Model Overview
lianghsun/Llama-3.2-Taiwan-3B-Instruct is a 3.2 billion parameter instruction-tuned language model developed by Huang Liang Hsun. It is built upon the lianghsun/Llama-3.2-Taiwan-3B foundation model and has undergone extensive instruction fine-tuning and multi-round Direct Preference Optimization (DPO). The primary goal of this model is to provide conversational capabilities with a focus on Traditional Chinese knowledge and style specific to Taiwan, utilizing a context length of 32768 tokens.
Key Capabilities
- Taiwan-centric Traditional Chinese Dialogue: Optimized for generating responses reflecting Taiwanese knowledge and conversational style.

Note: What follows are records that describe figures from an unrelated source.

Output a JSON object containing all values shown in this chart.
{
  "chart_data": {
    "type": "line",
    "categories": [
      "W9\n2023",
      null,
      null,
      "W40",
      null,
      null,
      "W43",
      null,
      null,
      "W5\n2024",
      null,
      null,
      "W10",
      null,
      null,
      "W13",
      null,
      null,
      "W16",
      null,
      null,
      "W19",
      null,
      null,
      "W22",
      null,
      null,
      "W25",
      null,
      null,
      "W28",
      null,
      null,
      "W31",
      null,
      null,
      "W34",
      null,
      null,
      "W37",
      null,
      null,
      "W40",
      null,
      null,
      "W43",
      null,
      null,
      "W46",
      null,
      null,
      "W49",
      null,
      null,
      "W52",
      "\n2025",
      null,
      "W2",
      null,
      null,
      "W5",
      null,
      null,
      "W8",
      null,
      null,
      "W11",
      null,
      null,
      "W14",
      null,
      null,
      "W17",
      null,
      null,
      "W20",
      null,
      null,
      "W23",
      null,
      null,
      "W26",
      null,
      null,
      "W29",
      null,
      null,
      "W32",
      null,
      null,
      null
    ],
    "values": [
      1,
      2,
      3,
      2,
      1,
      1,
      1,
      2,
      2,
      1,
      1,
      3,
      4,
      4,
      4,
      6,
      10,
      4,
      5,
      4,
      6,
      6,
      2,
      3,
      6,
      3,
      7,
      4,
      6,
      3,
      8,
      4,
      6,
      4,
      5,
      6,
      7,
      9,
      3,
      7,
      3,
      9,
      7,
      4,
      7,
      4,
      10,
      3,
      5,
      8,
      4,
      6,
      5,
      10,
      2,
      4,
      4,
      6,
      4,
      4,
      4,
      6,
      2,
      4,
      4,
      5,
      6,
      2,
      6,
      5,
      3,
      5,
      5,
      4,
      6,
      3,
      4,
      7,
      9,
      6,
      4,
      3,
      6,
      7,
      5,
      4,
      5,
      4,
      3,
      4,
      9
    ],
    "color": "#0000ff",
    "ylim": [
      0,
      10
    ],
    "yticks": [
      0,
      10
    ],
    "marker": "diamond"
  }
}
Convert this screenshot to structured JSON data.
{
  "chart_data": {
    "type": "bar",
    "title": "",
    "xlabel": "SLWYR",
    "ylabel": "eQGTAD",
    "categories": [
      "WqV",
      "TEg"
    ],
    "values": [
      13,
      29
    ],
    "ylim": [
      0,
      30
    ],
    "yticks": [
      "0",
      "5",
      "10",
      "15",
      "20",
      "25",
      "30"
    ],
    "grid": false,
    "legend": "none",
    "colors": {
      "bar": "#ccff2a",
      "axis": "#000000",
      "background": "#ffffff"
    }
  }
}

- Multilingual Support: Trained with both Traditional Chinese and other multilingual conversational datasets.
- Instruction Following: Enhanced through instruction fine-tuning and DPO for better adherence to user prompts.
- Small Language Model (SLM): Offers a compact 3.2B parameter size, making it efficient for deployment.
Good For
- Direct Deployment: Ready for use in inference endpoints for Traditional Chinese dialogue generation.
- Domain-Specific Fine-tuning: Can be further fine-tuned to enhance performance and expertise in specific domains, particularly those requiring Taiwanese context.
- Applications requiring localized Traditional Chinese interaction.
Limitations
The model may exhibit biases or inaccuracies due to training data diversity. Users are advised to verify generated content for accuracy and neutrality. Initial evaluations on tmmlu++ and tw-legal-benchmark-v1 show scores below passing, indicating a need for more specialized domain data to improve performance in those areas.